Anyone who loves movies can tell you that the famous Knights Who Say Ni in Monty Python’s Holy Grail have a thing for requiring shrubbery from passers-by.
But it takes a true fruit fan – or, more likely, a mixologist – to know that the demand for a shrub might not be about a plant at all, but an order for a plant-based drink.
That’s right: Shrubs aren’t just found in the forest. You can see them stacked in any well-stocked cocktail bar. And the stuff can add some serious fruit to the punch.
But if the idea of a drinkable shrub makes you shrug, read on to find out all about the strangely sippable solution.
Shrubs, the cocktail component, got their start all the way back in the 16 th century, when the concept became popular across England as a way to mix up anything from soda water to sparkling wine.
The original incarnation included a mixture of either rum or brandy with sugar and citrus fruit and was technically called an acidulated beverage, thanks to the dose of acidity provided by the fruit juice or rinds.
But shrubs actually go by another name: Drinking vinegar.
We’re not exactly sure why the stuff keeps getting stuck with such unappealing names, because shrubs are seriously good.

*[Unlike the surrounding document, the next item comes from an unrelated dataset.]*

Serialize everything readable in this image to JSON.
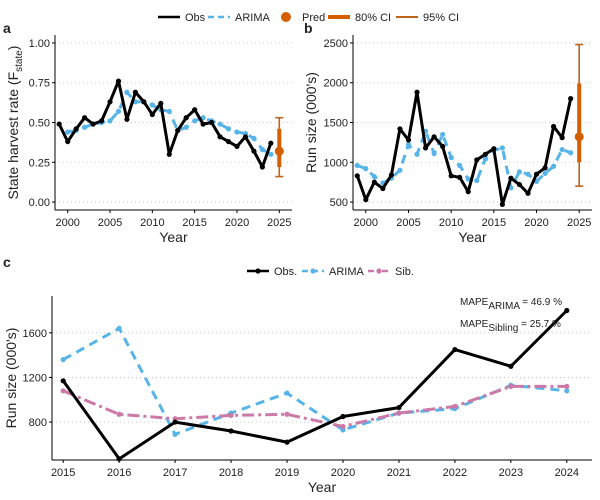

As a drinking vinegar, a shrub takes on a slightly different recipe: the mixture of vinegar-based syrup with liquor and either water or seltzer. In this case, the vinegar syrup is sweetened with fruit juice, herbs and spices, making it a perfect player in any number of cocktail recipes.
But its naturally sweet taste and acidic bite doesn’t just help build flavor in a drink – it can help mask flavors just as well.
In fact, that was one of shrubs’ earliest uses, courtesy of some creative English smugglers in the 1680s.
The group was attempting to avoid paying import taxes on any goods – including expensive liquors and sparkling wines – imported from the European continent. And one of their favorite tactics was to sink barrels of spirits off-shore, then come back to fish them out later, in order to skip past the taxman.
There was only one problem: Barrels are leaky, and seawater isn’t exactly a tasty mixer. So the smugglers would whip up some shrubs on the side and infuse their under-the-table liquor with it to help overpower the briny bite with their own blast of sweet and sour.
Still, there are plenty of other – and much more legal – ways to use the cocktail ingredient in modern times.
Shrubs can essentially be considered a fruit liqueur, a mixed drink mixer intended to add several layers of flavor to any cocktail.
Since the final product typically wields a higher concentration of sugar, shrubs preserve well, and are typically made ahead of time, ready and waiting for their drink order to be up.
They’re specifically known in the mixology world for their acidity, making them wonderful additives to apéritifs – a fancy French way of saying “drink before a meal.” And shrub syrup is also commonly used in place of other cocktail ingredients like bitters, which are essential components of famous drinks like the good old Old-Fashioned.
But are shrubs alcoholic? Not necessarily!
Though they often play – and pair well – with boozy concoctions, shrubs in and of themselves are booze-free brews. And they’re nearly as easy to make as they are to drink.
The process is a bit like making a simple syrup – combined with making an infused drink.
To start, you’ll need a few simple ingredients: sugar, vinegar, fruit and spices.
Sugar can be derived from anything from granulated white sugar to honey. And any type of vinegar will also do, though apple cider vinegar and balsamic are among the most popularly used.
For fruit, berries are the most common shrub syrup ingredient, though the fruity flavor can come from nearly endless sources, such as apples, pears, and figs or even cucumber and rhubarb.
And spices are truly the cherry on top, taking the mixture in any flavor direction you want: Anything from basil, cinnamon and fennel to peppercorns, rosemary and thyme have been used to make shrubs.
To combine them, you’ll need two cups each of the first three ingredients, and herbs and spices to taste. (Start small, though: One tablespoon can sometimes be more than enough.)
Combine the sugar and vinegar together on the stove, until the sugar is completely dissolved. Then add the fruit and spices and bring the mixture to a simmer, before letting it cool.
Once it’s stopped steaming, you can strain it through a cheesecloth to remove the debris from the chunkier ingredients. And finally, store the whole thing in a glass jar, in the refrigerator, where it can await all your thirst-quenching needs.
Then pour it out and mix it up with rum, brandy, sparkling wine or simple soda water – and make a bread-free toast to the fruity power of tree-free shrubs!